| "Modified S" Ridge
Sorry for the lack of photos. I was solo on this one so I never took any. PKR's trip report on this route is amazing, so check out that one for good beta on the correct way to climb this route.
I call this the "Modified S" because of my poor job of route finding in the dark.
I left the car from Lead King basin parking area about 4:00am. The climb up to Geneva Lake was uneventful save for a few deer on the trail. PKR and many others have done a good job detailing the route through the campsites around Geneva. Take a left at the first sign for campsite #4, and then stay on the main trail at the second sign for that campsite.
Some time after that, on my way up to Little Gem Lake is where I got off track. I was making good time, so my best guess is that I either got too far east near Little Gem, or just blew right past it in the dark. By the time the sun had risen enough for me to take a look at my intended route up the ridge, I realized that I was way too far north. I was about hole-high with Siberia lake, looking back southeast at the West Face.
Not wanting to bag the attempt on the S, I made a backtracking ascending traverse along the West Face. This lead to some great switch-backing class 3 and 4 climbing.
As noted by every other route description and trip report, there is tons of loose rock all over this mountain. I'd venture to say that there's not a stable rock below 13,000 anywhere up there. Don't trust a single stone no matter the size.
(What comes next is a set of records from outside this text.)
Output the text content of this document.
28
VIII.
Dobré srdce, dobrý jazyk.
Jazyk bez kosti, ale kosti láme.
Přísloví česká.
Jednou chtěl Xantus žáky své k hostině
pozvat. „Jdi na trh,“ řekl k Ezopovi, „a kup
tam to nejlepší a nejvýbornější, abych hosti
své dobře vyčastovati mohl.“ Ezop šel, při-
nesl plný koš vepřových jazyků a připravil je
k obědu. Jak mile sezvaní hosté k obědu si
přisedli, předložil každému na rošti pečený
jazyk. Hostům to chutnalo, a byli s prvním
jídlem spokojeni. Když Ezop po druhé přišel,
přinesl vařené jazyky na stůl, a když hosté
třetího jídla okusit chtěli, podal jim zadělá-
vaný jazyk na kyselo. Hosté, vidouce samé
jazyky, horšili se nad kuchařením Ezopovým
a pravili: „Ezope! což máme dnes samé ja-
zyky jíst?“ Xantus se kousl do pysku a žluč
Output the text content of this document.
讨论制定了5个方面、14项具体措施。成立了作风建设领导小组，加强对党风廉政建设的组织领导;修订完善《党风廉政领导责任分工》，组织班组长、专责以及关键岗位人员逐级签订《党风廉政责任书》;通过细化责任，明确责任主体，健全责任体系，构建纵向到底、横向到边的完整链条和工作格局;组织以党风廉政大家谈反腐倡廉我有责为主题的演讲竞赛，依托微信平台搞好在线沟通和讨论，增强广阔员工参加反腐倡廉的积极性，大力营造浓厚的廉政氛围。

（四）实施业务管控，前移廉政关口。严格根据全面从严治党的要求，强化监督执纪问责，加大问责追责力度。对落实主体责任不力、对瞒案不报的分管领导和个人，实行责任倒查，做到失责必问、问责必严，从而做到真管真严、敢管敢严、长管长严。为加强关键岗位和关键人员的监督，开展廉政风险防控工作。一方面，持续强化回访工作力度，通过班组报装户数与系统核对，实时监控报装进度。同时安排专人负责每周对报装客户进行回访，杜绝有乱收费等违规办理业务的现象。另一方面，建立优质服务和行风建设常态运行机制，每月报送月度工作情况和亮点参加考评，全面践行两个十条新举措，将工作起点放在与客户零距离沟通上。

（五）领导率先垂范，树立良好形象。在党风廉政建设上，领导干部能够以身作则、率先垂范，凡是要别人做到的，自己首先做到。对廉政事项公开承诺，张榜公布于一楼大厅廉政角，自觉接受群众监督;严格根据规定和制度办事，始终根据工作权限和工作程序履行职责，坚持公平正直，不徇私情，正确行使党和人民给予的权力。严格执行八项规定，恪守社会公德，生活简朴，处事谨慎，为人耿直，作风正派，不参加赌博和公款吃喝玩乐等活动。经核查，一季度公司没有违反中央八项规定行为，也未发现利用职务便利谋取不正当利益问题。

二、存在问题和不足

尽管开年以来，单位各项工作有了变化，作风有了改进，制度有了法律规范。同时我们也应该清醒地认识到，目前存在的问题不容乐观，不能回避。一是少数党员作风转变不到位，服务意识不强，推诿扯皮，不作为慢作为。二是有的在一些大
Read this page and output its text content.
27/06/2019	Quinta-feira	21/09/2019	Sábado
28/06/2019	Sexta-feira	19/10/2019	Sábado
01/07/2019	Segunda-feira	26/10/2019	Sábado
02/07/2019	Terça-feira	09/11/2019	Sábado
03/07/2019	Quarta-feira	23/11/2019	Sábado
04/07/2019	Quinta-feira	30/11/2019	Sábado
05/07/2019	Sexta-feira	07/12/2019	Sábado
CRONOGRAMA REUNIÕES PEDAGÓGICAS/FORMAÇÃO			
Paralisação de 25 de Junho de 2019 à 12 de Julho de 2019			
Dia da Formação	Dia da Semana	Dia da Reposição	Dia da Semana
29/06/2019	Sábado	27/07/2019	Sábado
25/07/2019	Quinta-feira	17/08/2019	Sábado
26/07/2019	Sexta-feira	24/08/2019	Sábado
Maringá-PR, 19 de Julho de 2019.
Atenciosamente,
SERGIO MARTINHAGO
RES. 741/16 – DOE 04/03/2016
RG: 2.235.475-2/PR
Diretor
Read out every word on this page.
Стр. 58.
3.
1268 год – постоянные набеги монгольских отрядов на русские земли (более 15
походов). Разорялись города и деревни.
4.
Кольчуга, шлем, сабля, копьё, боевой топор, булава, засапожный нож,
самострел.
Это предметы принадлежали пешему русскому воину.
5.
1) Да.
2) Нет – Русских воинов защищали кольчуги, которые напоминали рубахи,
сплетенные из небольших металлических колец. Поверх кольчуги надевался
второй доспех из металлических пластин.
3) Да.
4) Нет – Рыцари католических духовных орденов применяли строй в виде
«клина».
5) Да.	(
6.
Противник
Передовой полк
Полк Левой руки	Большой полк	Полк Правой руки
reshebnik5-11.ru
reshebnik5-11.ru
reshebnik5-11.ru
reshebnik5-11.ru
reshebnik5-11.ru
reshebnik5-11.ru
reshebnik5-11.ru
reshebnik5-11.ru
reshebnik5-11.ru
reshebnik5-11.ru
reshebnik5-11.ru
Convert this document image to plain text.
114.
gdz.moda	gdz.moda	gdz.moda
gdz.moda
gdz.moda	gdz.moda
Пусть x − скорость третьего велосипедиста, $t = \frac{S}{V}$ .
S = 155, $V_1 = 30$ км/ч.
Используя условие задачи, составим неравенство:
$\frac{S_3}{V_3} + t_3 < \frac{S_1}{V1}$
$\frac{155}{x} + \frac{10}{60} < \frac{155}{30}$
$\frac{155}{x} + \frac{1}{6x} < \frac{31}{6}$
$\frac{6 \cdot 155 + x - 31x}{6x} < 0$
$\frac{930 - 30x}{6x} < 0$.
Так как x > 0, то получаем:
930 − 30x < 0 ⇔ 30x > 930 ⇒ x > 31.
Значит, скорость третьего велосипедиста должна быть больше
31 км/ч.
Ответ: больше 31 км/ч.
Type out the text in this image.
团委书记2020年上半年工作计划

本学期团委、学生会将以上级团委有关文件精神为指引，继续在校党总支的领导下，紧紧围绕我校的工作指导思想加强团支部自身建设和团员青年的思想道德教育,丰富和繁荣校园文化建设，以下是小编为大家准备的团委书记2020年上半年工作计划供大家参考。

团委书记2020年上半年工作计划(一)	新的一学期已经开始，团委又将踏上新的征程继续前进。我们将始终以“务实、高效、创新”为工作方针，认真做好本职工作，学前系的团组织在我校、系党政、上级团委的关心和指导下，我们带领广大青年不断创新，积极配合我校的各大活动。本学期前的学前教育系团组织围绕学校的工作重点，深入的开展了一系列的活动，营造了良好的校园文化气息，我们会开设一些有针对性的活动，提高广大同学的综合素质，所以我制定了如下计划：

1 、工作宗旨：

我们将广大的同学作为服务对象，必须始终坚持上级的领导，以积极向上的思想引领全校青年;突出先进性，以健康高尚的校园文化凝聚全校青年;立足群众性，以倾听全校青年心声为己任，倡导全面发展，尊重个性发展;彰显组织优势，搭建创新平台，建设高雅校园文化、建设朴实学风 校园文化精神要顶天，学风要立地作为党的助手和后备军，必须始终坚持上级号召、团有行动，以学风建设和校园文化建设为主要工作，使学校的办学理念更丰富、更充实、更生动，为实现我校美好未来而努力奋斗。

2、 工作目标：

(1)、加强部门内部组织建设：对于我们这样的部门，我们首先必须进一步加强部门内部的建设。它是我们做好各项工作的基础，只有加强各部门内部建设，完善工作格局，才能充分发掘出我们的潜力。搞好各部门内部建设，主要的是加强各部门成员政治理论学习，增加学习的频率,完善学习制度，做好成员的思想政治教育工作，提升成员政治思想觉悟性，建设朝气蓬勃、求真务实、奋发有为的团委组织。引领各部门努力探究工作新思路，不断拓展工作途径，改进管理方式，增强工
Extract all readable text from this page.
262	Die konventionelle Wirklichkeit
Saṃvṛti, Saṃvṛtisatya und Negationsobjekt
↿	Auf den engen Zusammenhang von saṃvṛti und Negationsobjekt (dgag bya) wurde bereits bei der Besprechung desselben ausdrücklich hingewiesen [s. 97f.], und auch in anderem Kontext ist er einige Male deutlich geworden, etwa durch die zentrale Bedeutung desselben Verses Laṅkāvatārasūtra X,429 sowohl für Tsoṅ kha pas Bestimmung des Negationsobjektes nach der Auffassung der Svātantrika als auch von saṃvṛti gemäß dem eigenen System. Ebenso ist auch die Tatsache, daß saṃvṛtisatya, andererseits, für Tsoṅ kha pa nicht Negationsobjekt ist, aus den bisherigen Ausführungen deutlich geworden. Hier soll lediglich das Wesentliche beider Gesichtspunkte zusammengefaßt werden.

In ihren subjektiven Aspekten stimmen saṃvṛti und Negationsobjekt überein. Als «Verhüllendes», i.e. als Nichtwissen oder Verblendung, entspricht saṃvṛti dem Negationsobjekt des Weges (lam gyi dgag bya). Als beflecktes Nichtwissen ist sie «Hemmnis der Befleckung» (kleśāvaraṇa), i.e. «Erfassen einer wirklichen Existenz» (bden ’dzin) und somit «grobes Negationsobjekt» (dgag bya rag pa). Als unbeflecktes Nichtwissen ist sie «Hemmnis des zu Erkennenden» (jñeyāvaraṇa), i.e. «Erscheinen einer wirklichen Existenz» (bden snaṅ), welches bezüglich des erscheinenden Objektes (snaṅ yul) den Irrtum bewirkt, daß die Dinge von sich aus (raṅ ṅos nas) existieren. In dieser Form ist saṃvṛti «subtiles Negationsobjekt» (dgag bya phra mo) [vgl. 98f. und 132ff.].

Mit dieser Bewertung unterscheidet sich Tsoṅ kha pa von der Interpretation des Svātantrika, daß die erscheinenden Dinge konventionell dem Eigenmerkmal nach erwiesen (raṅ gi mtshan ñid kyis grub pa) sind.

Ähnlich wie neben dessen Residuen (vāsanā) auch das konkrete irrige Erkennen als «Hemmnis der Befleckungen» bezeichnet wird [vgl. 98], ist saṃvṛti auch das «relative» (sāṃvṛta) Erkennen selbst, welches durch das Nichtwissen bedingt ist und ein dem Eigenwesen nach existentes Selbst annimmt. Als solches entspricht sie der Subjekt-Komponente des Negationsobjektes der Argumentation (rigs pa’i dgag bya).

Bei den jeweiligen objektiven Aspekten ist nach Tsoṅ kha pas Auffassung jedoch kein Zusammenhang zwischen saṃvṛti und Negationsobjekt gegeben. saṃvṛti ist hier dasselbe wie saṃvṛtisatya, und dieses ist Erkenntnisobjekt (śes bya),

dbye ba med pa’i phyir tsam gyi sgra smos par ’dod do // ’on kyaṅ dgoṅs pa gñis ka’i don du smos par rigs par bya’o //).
At one point I trusted both hands and feet on a Volkswagen sized slab, then rode it down about 20 feet before a roll maneuver onto my pack. After taking some time to clean out my underpants and let the heart rate drop, I continued up to gain the ridge at just below 13,000. From the other trip reports, I'd guess I hit the ridge a couple hundred feet above where one would hit it if taking the conventional route (if there is such a thing).
I stopped for a Luna bar on the ridge, then felt a little emotional, had a good cry, and continued on. Luna Bars… packed with estrogen…
The rest of the ridge ascent was super fun. The rock is a bit more stable (still test every hold before trusting it). There are a few areas that require some delicate route decisions. A few times I dropped below the ridge crest to avoid cliffing out, but overall, sticking close to the crest will get you right to the summit. I topped out around 9:30 am and was a bit surprised to be the first one on top for the day. I took my time and lazed about and before too long two more parties from the West Face and Northeast Ridge routes joined me.
I descended the West Face behind another group. The descent was quite a slog through loose talus and scree. Be careful to not roll rocks on to climbers below you. There was a massive rock slide in the gully just north of us which I learned later could be heard from Geneva Lake.
Overall, done correctly or not, I'd highly recommend this route over the West Face. There is much more opportunity for class 3 and 4 climbing.